По правде говоря, именно здесь неделю назад я приводил себя в порядок, перед тем как пойти в клинику, чтобы там занялись моей раной. Лучшего места, где человек-ящик мог бы незамеченным покинуть свое убежище, не найти. Прежде всего я хотел выкупаться и помыть голову, хотел побриться, постирать белье и рубаху. На любом вокзале и на любой пристани есть туалетная комната, которой можно воспользоваться; правда, там допоздна толкутся люди, но если с умом выбрать время, то удастся, ни с кем не встретившись, вымыться в душе.
Да и особых причин скрываться у меня нет. Вот только что я все это и проделал. Выкупался, помыл голову, побрился, постирал нижнее белье и рубаху. Я, кажется, был немного простужен и поэтому, пока сохли белье и рубаха, снова забрался в ящик – самое большее часок потерплю, а потом навсегда покину его. Да я и сейчас уже наполовину покинул его. Чтобы уничтожить предмет, изъеденный жучком, особой решимости не требуется. А там, впереди, уже виднеется выход из тоннеля. Если ящик – передвигающийся тоннель, то обнаженная – ослепительный свет в его конце. И эта поза, словно призывающая к тому, чтобы ею любовались. Мне кажется, последние три года я ждал именно такого случая.

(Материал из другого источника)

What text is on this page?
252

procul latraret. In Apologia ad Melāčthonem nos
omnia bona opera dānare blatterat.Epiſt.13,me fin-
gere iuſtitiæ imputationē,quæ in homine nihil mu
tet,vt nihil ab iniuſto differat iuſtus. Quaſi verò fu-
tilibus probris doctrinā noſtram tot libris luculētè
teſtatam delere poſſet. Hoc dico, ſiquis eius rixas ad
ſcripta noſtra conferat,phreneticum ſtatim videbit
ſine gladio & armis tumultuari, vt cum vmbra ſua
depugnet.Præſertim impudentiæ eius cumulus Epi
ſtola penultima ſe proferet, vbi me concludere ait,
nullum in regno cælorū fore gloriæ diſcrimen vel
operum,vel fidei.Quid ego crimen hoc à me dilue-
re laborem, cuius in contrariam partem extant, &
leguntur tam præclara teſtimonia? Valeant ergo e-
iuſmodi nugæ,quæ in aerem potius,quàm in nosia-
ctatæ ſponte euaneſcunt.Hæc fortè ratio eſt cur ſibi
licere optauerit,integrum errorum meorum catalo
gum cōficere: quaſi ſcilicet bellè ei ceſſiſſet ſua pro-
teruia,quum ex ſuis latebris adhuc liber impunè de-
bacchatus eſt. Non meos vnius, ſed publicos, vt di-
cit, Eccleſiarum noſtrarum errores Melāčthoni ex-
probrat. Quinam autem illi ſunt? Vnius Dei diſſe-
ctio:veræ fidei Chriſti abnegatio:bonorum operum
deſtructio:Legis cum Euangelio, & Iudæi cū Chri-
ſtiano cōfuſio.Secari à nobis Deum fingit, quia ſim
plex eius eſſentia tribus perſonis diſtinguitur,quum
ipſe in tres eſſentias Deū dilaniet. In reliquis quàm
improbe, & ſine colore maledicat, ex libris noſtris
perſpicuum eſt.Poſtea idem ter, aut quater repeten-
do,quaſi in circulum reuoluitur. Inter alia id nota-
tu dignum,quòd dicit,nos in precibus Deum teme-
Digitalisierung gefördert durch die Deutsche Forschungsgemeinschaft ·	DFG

И вот неожиданная встреча с лжечеловеком-ящиком. Мой двойник, усевшийся на кровати и уставившийся на нее, стоявшую обнаженной (в беззащитной и лишь призывавшей к тому, чтобы на нее смотрели, позе). Никогда еще ящик не казался мне таким безобразным. Все напоминало отвратительный сон, в котором мой дух, воспарив к потолку, разглядывает мой же труп. Неужели это сожаление о ящике? Нет, не сожаление – тоска. Мне нужен тоннель, имеющий выход. А записки – наплевать, даже если все они, до последней строчки, будут уничтожены.